NEW YORK — Shares of mortgage insurers continued to plunge Thursday after a Commerce Department report offered little hope for a recovery in the housing market.
The Commerce Department reported Thursday builders began construction on 1.353 million homes and apartments last year, a 24.8 percent slide. That was the steepest decline since 1980.
Mortgage insurers have suffered in the past year along with the beleaguered housing market, which is in its third year of a slump.
Companies like Radian Group Inc. and MGIC Investment Corp. write insurance policies that promise to reimburse lenders when mortgage borrowers default. As home prices fall, claims from mortgage defaults are mounting and mortgage insurance stocks have plummeted.
Housing prices are a pillar of mortgage credit. When home prices fall, borrowers often lose both the incentive and the means to repay their mortgages.
In afternoon trading, Radian Group's shares tumbled $1.69, or 21.5 percent, to $6.18. The stock, which closed Wednesday down 85 percent in the last six months, reached as low as $6.10, a 13-year low.

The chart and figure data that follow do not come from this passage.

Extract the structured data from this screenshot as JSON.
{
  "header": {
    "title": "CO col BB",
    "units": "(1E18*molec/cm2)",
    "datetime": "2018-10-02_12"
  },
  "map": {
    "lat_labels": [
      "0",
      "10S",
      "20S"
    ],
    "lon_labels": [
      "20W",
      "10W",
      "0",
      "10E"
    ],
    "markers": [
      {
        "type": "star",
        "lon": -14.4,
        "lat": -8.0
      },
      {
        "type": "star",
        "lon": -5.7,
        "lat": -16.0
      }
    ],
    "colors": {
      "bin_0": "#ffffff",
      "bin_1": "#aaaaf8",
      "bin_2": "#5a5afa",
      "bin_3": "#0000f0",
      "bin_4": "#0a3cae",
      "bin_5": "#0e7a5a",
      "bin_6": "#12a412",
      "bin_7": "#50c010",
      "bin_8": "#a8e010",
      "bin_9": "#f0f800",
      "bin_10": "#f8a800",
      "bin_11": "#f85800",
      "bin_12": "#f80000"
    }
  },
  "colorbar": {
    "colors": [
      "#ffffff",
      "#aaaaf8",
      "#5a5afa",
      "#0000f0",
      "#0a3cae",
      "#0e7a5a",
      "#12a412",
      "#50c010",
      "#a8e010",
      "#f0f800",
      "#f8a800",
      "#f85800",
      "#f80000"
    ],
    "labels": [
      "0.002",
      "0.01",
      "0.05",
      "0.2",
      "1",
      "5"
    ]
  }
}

Shares of MGIC Investment sank $1.96, or 12.11 percent, to $13.86. The stock touched as low as $11.63, the cheapest trade since 1992. MGIC's shares, which topped $70 in early 2007, have lost three-quarters of their value in the last year.
Shares of PMI Group Inc. lost $1.18, or 15.2 percent, to $6.59. Earlier in the day, the stock registered its cheapest trade in its 12-year history.